A retaliatory Israeli offensive has killed more than 34,000 Palestinians, according to the Hamas-run Health Ministry in Gaza.

Israel and its supporters have branded the protests as antisemitic, while critics of Israel say it uses such allegations to silence opponents. Although some protesters have been caught on camera making antisemitic remarks or violent threats, organizers of the protests, some of whom are Jewish, say it is a peaceful movement aimed at defending Palestinian rights and protesting the war.

At Columbia University, where protesters have inspired pro-Palestinian demonstrations across the country, students representing the encampment said Friday that they reached an impasse with administrators and intended to continue their protest.

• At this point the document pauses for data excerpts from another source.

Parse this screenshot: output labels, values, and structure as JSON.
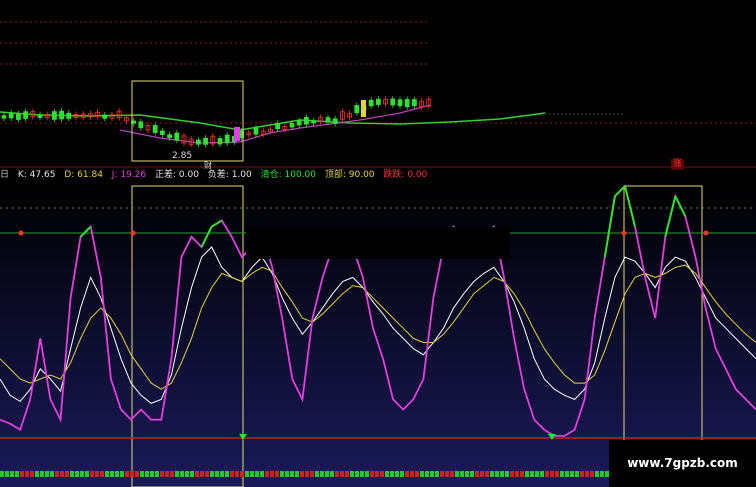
{
  "indicator_bar": {
    "prefix": "日",
    "k": "K: 47.65",
    "d": "D: 61.84",
    "j": "J: 19.26",
    "zheng_cha": "正差: 0.00",
    "fu_cha": "负差: 1.00",
    "qing_cang": "清仓: 100.00",
    "ding_bu": "顶部: 90.00",
    "die_die": "跌跌: 0.00"
  },
  "price_label": "2.85",
  "cai_label": "财",
  "zhang_badge": "涨",
  "watermark": "www.7gpzb.com",
  "colors": {
    "background": "#000000",
    "k_line": "#ffffff",
    "d_line": "#e6d23c",
    "j_line": "#e040e0",
    "j_high": "#30e030",
    "ma_green": "#30d030",
    "ma_magenta": "#c040c0",
    "ref_line": "#2aa02a",
    "highlight_box": "#e6d878",
    "up": "#ff3030",
    "down": "#30e030"
  },
  "chart_data": {
    "type": "line",
    "title": "",
    "xlabel": "",
    "ylabel": "",
    "x": [
      0,
      1,
      2,
      3,
      4,
      5,
      6,
      7,
      8,
      9,
      10,
      11,
      12,
      13,
      14,
      15,
      16,
      17,
      18,
      19,
      20,
      21,
      22,
      23,
      24,
      25,
      26,
      27,
      28,
      29,
      30,
      31,
      32,
      33,
      34,
      35,
      36,
      37,
      38,
      39,
      40,
      41,
      42,
      43,
      44,
      45,
      46,
      47,
      48,
      49,
      50,
      51,
      52,
      53,
      54,
      55,
      56,
      57,
      58,
      59,
      60,
      61,
      62,
      63,
      64,
      65,
      66,
      67,
      68,
      69,
      70,
      71,
      72,
      73,
      74,
      75
    ],
    "ylim": [
      -10,
      115
    ],
    "series": [
      {
        "name": "K",
        "values": [
          20,
          12,
          9,
          15,
          25,
          20,
          14,
          35,
          55,
          70,
          60,
          45,
          30,
          18,
          12,
          8,
          10,
          22,
          45,
          65,
          80,
          85,
          75,
          70,
          68,
          75,
          80,
          72,
          60,
          50,
          42,
          48,
          55,
          62,
          68,
          70,
          65,
          58,
          52,
          45,
          40,
          35,
          32,
          38,
          45,
          55,
          62,
          68,
          72,
          75,
          68,
          58,
          45,
          30,
          20,
          15,
          12,
          10,
          15,
          28,
          50,
          70,
          80,
          78,
          72,
          65,
          75,
          80,
          78,
          70,
          60,
          50,
          45,
          40,
          35,
          30
        ]
      },
      {
        "name": "D",
        "values": [
          30,
          25,
          20,
          18,
          20,
          22,
          20,
          28,
          40,
          50,
          55,
          50,
          42,
          32,
          25,
          18,
          15,
          18,
          28,
          40,
          55,
          65,
          72,
          70,
          68,
          72,
          75,
          73,
          65,
          58,
          50,
          48,
          52,
          57,
          62,
          66,
          65,
          60,
          55,
          50,
          45,
          40,
          38,
          38,
          42,
          48,
          55,
          62,
          66,
          70,
          68,
          62,
          54,
          44,
          35,
          28,
          22,
          18,
          18,
          22,
          34,
          48,
          62,
          70,
          72,
          70,
          72,
          75,
          76,
          72,
          65,
          58,
          52,
          47,
          42,
          38
        ]
      },
      {
        "name": "J",
        "values": [
          0,
          -2,
          -5,
          10,
          40,
          10,
          0,
          60,
          90,
          95,
          70,
          20,
          5,
          0,
          5,
          0,
          0,
          30,
          80,
          90,
          85,
          95,
          98,
          90,
          80,
          85,
          92,
          75,
          50,
          20,
          10,
          50,
          70,
          85,
          90,
          85,
          70,
          45,
          30,
          10,
          5,
          10,
          20,
          60,
          85,
          95,
          90,
          80,
          90,
          95,
          70,
          40,
          15,
          0,
          -5,
          -8,
          -8,
          -5,
          10,
          50,
          80,
          110,
          115,
          95,
          70,
          50,
          90,
          110,
          100,
          80,
          55,
          35,
          25,
          15,
          10,
          5
        ]
      }
    ]
  }
}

The university’s senate passed a resolution Friday that created a task force to examine the administration’s leadership, which last week called in police in an attempt to clear the protest, resulting in scuffles and more than 100 arrests.

Though the university has repeatedly set and then pushed back deadlines for the removal of the encampment, the school sent an email to students Friday night saying that bringing back police “at this time” would be counterproductive.

Also Friday, Columbia student protester Khymani James walked back comments made in an online video in January that recently received new attention. James said in the video that “Zionists don’t deserve to live” and people should be grateful James wasn’t killing them.

“What I said was wrong,” James said in a statement. “Every member of our community deserves to feel safe without qualification.”

James, who served as a spokesperson for the pro-Palestinian encampment as a member of Columbia University Apartheid Divest, was banned from campus Friday, according to a Columbia spokesperson.

Protest organizers said James’ comments didn’t reflect their values. They declined to describe James’ level of involvement with the demonstration.

Decisions to call in law enforcement, leading to hundreds of arrests nationwide, have prompted school faculty members at universities in California, Georgia and Texas to initiate or pass votes of no confidence in their leadership. They are largely symbolic rebukes, without the power to remove their presidents.

But the tensions pile pressure on school officials, who are already scrambling to resolve the protests as May graduation ceremonies near.

California State Polytechnic University, Humboldt, gave protesters who have barricaded themselves inside a building since Monday until 5 p.m. Friday to leave and “not be immediately arrested.” The deadline came and went. Only some of the protesters left; others doubled down. After protesters rebuffed police earlier in the week, the campus was closed for the rest of the semester.

In Colorado, police swept through an encampment Friday at Denver’s Auraria Campus, which hosts three universities and colleges, arresting about 40 protesters on trespassing charges.